Their failure in the Kandahar operations was also the main reason behind Obama’s supporters, the Democrats, defeat in the mid-term elections. Also due to their failures in the Kandahar operations, Obama’s approval ratings in America have sunk to 46% while the myth of America’s military superiority globally has been shattered. This Friday’s NATO meeting in Portugal will also address how the foreigners can prevent the escalating death toll of their soldiers in Afghanistan.
Though the eleventh month in Afghanistan is generally very cold and naturally impedes any military undertakings, the Mujahideen have been so active in Afghanistan that midway through the month, the invaders (who hide 90% of their real casualties in Afghanistan) by their own count have lost over 23 soldiers in this month.

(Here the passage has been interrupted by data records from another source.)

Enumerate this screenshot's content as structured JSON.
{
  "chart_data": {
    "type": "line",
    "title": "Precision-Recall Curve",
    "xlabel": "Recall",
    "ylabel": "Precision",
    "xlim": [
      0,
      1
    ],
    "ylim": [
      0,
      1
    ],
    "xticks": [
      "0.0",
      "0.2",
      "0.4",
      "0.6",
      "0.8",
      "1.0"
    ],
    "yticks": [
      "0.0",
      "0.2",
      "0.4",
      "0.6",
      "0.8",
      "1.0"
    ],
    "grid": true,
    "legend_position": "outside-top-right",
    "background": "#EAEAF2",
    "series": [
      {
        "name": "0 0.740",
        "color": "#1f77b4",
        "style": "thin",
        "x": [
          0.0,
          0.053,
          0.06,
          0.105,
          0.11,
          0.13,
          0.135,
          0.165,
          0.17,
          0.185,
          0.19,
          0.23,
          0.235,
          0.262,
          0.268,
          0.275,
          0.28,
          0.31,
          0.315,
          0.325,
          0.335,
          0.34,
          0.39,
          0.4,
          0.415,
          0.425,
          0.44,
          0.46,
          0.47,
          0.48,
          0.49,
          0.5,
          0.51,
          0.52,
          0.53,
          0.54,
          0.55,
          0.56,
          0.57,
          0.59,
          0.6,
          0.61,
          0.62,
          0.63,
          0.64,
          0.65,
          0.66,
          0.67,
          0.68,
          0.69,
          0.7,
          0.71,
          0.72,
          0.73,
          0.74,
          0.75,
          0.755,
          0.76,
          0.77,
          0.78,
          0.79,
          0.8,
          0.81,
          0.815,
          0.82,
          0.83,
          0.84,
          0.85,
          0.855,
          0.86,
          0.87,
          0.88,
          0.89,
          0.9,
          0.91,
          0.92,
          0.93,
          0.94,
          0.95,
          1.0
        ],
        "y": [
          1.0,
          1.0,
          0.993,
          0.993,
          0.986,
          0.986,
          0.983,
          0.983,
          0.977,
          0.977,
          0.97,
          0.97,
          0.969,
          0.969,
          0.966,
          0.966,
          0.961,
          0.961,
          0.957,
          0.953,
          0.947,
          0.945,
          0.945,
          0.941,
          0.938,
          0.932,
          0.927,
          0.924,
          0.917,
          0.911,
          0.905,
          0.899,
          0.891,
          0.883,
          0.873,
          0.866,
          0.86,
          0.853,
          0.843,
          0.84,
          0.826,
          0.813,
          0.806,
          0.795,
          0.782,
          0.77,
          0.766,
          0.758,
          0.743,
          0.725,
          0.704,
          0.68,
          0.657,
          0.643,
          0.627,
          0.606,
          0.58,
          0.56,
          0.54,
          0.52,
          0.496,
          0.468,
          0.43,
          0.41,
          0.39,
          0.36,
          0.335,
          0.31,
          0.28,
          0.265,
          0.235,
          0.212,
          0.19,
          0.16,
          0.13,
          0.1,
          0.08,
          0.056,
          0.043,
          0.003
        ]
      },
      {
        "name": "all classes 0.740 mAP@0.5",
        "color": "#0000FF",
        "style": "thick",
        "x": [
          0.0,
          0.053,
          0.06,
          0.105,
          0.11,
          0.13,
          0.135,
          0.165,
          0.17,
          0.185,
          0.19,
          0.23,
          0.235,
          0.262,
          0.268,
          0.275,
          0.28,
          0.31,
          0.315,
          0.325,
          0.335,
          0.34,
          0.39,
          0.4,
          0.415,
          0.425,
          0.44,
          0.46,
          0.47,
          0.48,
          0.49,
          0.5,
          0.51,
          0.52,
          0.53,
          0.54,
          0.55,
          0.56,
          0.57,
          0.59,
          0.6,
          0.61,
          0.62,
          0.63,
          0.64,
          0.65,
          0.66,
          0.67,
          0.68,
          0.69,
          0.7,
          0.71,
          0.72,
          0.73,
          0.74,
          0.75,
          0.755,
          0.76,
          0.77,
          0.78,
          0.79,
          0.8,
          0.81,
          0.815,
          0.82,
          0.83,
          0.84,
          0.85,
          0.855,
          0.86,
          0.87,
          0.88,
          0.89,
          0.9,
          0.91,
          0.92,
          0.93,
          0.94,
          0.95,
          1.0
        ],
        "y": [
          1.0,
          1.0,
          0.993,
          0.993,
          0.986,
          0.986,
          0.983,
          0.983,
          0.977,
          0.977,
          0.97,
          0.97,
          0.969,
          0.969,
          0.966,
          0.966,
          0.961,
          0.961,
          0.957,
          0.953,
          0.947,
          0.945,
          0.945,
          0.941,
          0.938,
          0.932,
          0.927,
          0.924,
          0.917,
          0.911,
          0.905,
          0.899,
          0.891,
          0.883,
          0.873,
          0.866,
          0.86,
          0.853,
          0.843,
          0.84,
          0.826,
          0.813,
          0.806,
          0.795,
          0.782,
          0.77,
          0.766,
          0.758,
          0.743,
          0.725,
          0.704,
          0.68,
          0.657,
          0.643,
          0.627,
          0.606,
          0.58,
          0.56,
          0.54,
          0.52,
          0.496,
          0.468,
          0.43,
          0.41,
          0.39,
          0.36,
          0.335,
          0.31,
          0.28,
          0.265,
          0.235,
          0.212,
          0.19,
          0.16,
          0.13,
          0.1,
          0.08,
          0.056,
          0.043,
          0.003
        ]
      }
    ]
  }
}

In summary it has become clear that after nine years of occupation, the invaders are doomed towards the same fate as those that tread this path before them. Their troop surges, their new strategies, their new generals, their new negotiations, and their new propagandas have been of no avail.

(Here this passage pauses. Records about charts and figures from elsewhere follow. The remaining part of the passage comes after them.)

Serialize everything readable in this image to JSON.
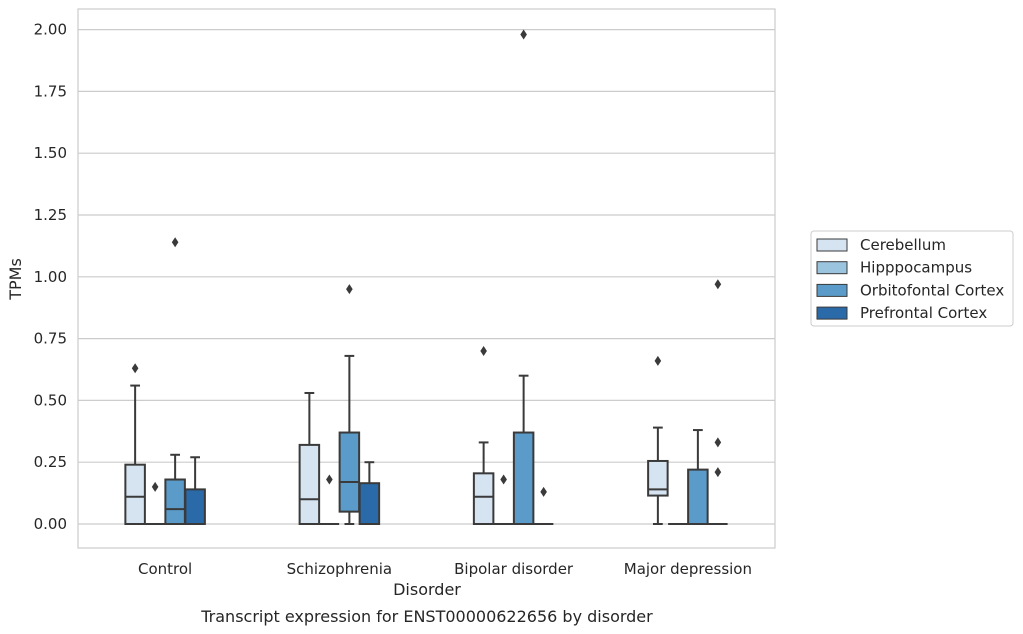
{
  "chart_data": {
    "type": "box",
    "title": "",
    "caption": "Transcript expression for ENST00000622656 by disorder",
    "xlabel": "Disorder",
    "ylabel": "TPMs",
    "ylim": [
      -0.1,
      2.08
    ],
    "yticks": [
      "0.00",
      "0.25",
      "0.50",
      "0.75",
      "1.00",
      "1.25",
      "1.50",
      "1.75",
      "2.00"
    ],
    "categories": [
      "Control",
      "Schizophrenia",
      "Bipolar disorder",
      "Major depression"
    ],
    "grid": true,
    "legend_position": "right",
    "series": [
      {
        "name": "Cerebellum",
        "color": "#d6e4f2",
        "boxes": [
          {
            "q1": 0.0,
            "median": 0.11,
            "q3": 0.24,
            "whisker_low": 0.0,
            "whisker_high": 0.56,
            "outliers": [
              0.63
            ]
          },
          {
            "q1": 0.0,
            "median": 0.1,
            "q3": 0.32,
            "whisker_low": 0.0,
            "whisker_high": 0.53,
            "outliers": []
          },
          {
            "q1": 0.0,
            "median": 0.11,
            "q3": 0.205,
            "whisker_low": 0.0,
            "whisker_high": 0.33,
            "outliers": [
              0.7
            ]
          },
          {
            "q1": 0.115,
            "median": 0.14,
            "q3": 0.255,
            "whisker_low": 0.0,
            "whisker_high": 0.39,
            "outliers": [
              0.66
            ]
          }
        ]
      },
      {
        "name": "Hipppocampus",
        "color": "#9bc4de",
        "boxes": [
          {
            "q1": 0.0,
            "median": 0.0,
            "q3": 0.0,
            "whisker_low": 0.0,
            "whisker_high": 0.0,
            "outliers": [
              0.15
            ]
          },
          {
            "q1": 0.0,
            "median": 0.0,
            "q3": 0.0,
            "whisker_low": 0.0,
            "whisker_high": 0.0,
            "outliers": [
              0.18
            ]
          },
          {
            "q1": 0.0,
            "median": 0.0,
            "q3": 0.0,
            "whisker_low": 0.0,
            "whisker_high": 0.0,
            "outliers": [
              0.18
            ]
          },
          {
            "q1": 0.0,
            "median": 0.0,
            "q3": 0.0,
            "whisker_low": 0.0,
            "whisker_high": 0.0,
            "outliers": []
          }
        ]
      },
      {
        "name": "Orbitofontal Cortex",
        "color": "#5a9bc9",
        "boxes": [
          {
            "q1": 0.0,
            "median": 0.06,
            "q3": 0.18,
            "whisker_low": 0.0,
            "whisker_high": 0.28,
            "outliers": [
              1.14
            ]
          },
          {
            "q1": 0.05,
            "median": 0.17,
            "q3": 0.37,
            "whisker_low": 0.0,
            "whisker_high": 0.68,
            "outliers": [
              0.95
            ]
          },
          {
            "q1": 0.0,
            "median": 0.0,
            "q3": 0.37,
            "whisker_low": 0.0,
            "whisker_high": 0.6,
            "outliers": [
              1.98
            ]
          },
          {
            "q1": 0.0,
            "median": 0.0,
            "q3": 0.22,
            "whisker_low": 0.0,
            "whisker_high": 0.38,
            "outliers": []
          }
        ]
      },
      {
        "name": "Prefrontal Cortex",
        "color": "#2b6aa8",
        "boxes": [
          {
            "q1": 0.0,
            "median": 0.0,
            "q3": 0.14,
            "whisker_low": 0.0,
            "whisker_high": 0.27,
            "outliers": []
          },
          {
            "q1": 0.0,
            "median": 0.0,
            "q3": 0.165,
            "whisker_low": 0.0,
            "whisker_high": 0.25,
            "outliers": []
          },
          {
            "q1": 0.0,
            "median": 0.0,
            "q3": 0.0,
            "whisker_low": 0.0,
            "whisker_high": 0.0,
            "outliers": [
              0.13
            ]
          },
          {
            "q1": 0.0,
            "median": 0.0,
            "q3": 0.0,
            "whisker_low": 0.0,
            "whisker_high": 0.0,
            "outliers": [
              0.21,
              0.33,
              0.97
            ]
          }
        ]
      }
    ]
  }
}
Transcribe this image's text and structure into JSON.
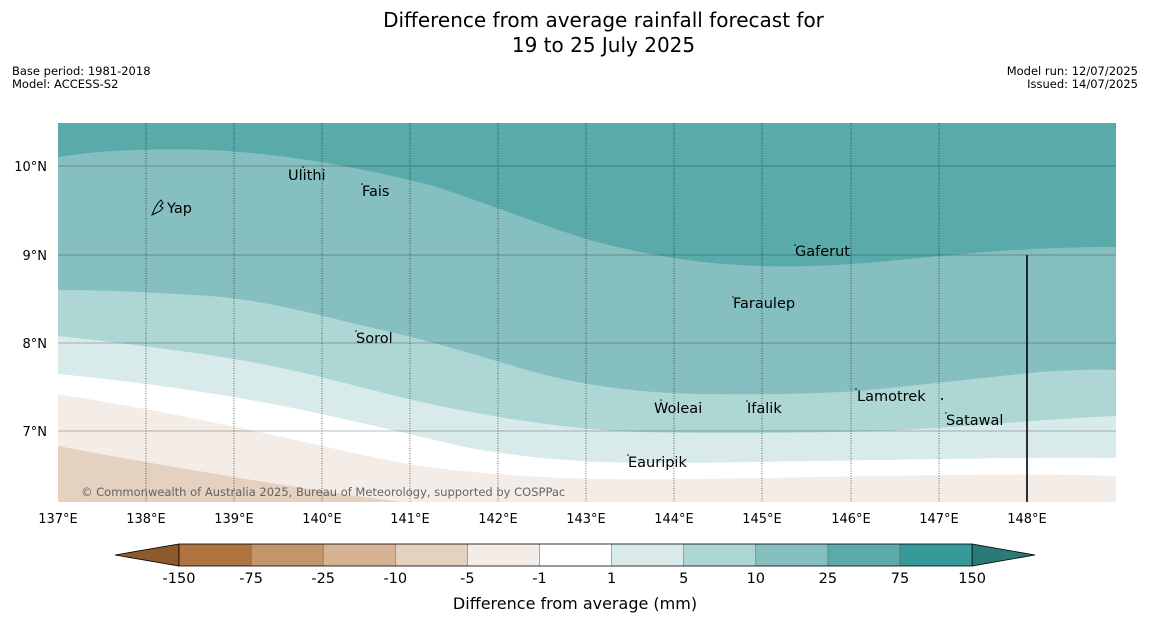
{
  "title": {
    "line1": "Difference from average rainfall forecast for",
    "line2": "19 to 25 July 2025"
  },
  "meta": {
    "base_period": "Base period: 1981-2018",
    "model": "Model: ACCESS-S2",
    "model_run": "Model run: 12/07/2025",
    "issued": "Issued: 14/07/2025"
  },
  "map": {
    "lon_labels": [
      "137°E",
      "138°E",
      "139°E",
      "140°E",
      "141°E",
      "142°E",
      "143°E",
      "144°E",
      "145°E",
      "146°E",
      "147°E",
      "148°E"
    ],
    "lat_labels": [
      "10°N",
      "9°N",
      "8°N",
      "7°N"
    ],
    "copyright": "© Commonwealth of Australia 2025, Bureau of Meteorology, supported by COSPPac",
    "places": [
      {
        "name": "Yap"
      },
      {
        "name": "Ulithi"
      },
      {
        "name": "Fais"
      },
      {
        "name": "Gaferut"
      },
      {
        "name": "Faraulep"
      },
      {
        "name": "Sorol"
      },
      {
        "name": "Lamotrek"
      },
      {
        "name": "Woleai"
      },
      {
        "name": "Ifalik"
      },
      {
        "name": "Satawal"
      },
      {
        "name": "Eauripik"
      }
    ]
  },
  "colorbar": {
    "ticks": [
      "-150",
      "-75",
      "-25",
      "-10",
      "-5",
      "-1",
      "1",
      "5",
      "10",
      "25",
      "75",
      "150"
    ],
    "colors": [
      "#8c5a2b",
      "#b07440",
      "#c4946a",
      "#d6b393",
      "#e4d1c0",
      "#f4ece7",
      "#ffffff",
      "#d8ebea",
      "#aed6d5",
      "#85bfbf",
      "#5aaaaa",
      "#359a99",
      "#2b7a78"
    ],
    "label": "Difference from average (mm)"
  }
}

The Islamic Emirate of Afghanistan opines that the Americans have exhausted themselves in Afghanistan over the last nine years, and now will not stay long in our beloved country. What they could not gain in the last few months with their, then, fresh troops, they will not be able to gain in Kandahar, with their, now, demoralised and fearful troops. It is becoming manifest that the Americans will not be able to conceal their defeat in Afghanistan for too long. Therefore, the White House, instead of counting their mounting casualties in Afghanistan, would be better advised to formulate a withdrawal plan, to at least save those troops, which are still alive.